Today Computerworld has a story by Carol Sliwa in which 'Sears CEO Alan Lacy sings praises of offshore outsourcing.' I am including a series of quotes from Alan Lacy that first left me speechless, and then left me pondering - what is left of Mr. Lacy's organization after manufacturing, customer support, financial systems, administrative support, human resources, and other 'knowledge worker' functions are outsourced to "smarter" shores?
...quote...
...I think that the fact that we now have potentially the ability to outsource to people who this is their business, they're going to have an incentive -- because it is their business to keep more state-of-the-art in terms of the quality of the financial systems, the HR systems and so on. I think that to some degree, just the nature of IT spending is that we have scarce resources in IT. Resources being scarce is going to lead to, I think, acceleration of outsourcing for some of the more administrative-like functions.
"But I think, beyond that, to me, a very interesting trend right now is the whole non-U.S. opportunity that's available, and ... if you think about personal intelligence and drive being randomly distributed by population -- you know, there are four or five times as many smart, driven people in China than there are in the U.S. And there's another four or five, three or four times as many people in India that are smarter or as smart or have more drive. And if technology is now going to basically reduce location as a barrier to competition, then essentially you've got something like whatever that was, seven or nine times, more smart, committed people that are now competing in this marketplace against certain activities.

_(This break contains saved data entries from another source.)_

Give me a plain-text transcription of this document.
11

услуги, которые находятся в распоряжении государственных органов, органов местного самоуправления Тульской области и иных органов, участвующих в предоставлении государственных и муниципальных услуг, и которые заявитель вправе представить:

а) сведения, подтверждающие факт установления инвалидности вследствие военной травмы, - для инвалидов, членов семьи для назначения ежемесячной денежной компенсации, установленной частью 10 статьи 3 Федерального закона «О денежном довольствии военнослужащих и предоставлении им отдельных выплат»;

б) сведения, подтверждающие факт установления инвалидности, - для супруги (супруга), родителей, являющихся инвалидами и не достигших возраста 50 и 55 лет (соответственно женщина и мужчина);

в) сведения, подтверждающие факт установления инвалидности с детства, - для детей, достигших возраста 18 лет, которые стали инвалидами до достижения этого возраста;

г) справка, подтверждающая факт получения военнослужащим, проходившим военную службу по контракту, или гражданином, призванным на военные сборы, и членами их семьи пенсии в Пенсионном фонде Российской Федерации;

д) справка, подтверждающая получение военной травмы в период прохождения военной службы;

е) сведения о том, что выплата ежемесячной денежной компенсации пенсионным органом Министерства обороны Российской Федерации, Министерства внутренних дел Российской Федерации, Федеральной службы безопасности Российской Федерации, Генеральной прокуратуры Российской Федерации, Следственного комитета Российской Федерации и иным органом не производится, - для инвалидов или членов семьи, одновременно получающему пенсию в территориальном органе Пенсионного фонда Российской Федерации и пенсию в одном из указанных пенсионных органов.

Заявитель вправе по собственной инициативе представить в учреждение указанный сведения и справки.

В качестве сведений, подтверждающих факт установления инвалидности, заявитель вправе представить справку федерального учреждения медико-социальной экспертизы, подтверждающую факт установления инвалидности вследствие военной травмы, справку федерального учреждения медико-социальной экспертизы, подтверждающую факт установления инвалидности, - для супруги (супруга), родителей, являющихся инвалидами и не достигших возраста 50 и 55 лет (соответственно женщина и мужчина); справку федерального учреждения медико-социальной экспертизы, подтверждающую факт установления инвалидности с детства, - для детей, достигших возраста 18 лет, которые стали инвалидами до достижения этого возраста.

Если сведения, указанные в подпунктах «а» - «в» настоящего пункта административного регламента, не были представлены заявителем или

"So, I think that the outsourcing potential -- particularly of some of the more commodity-like knowledge worker activities -- we're just beginning to see the first of that curve. I think that, just given the nature of technology and given the nature of those workforces, and given the fact that we've had a decrease in the supply, prices are going to fall.
"So we're going to see, I think, this huge incentive to shift some of these more commodity-like, knowledge worker jobs offshore."...
...end quote...
This comment is depressingly similar to the perception of the Silicon Valley CEOs who were recently quoted as follows:
“U.S. investment in science research has declined 30 percent as a percentage of GDP. That is not good news for innovation and the technology future. The government’s share of that has dropped from nearly 40% to only 10%. Some economists believe that virtually every job that can be sent overseas will be sent overseas. Researchers at UC-Berkeley have said recently that 14 million U.S. jobs are at risk. The recent Industrial Research Institute survey indicated that an additional sharp drop in R&D is expected in 2004.”
"There's something at an individual level that people in the [Silicon] Valley have to sign up to do. In this globally competitive marketplace, you have engineers in China that go to work from 8 a.m. to 10 p.m. The company feeds them lunch, a great lunch. They have great facilities, equal to the Valley. They serve them a great dinner, and they work six days a week. They go home to be with their families during a month during Chinese New Year. But after that, they're working hard, and they're really dedicated to what they're doing. We [in America] have to recover from the sense of entitlement. Individuals have to want to get re-trained. They're going to have to want to work much harder.”
It's the robber baron mentality of employers of the 1890s all over again.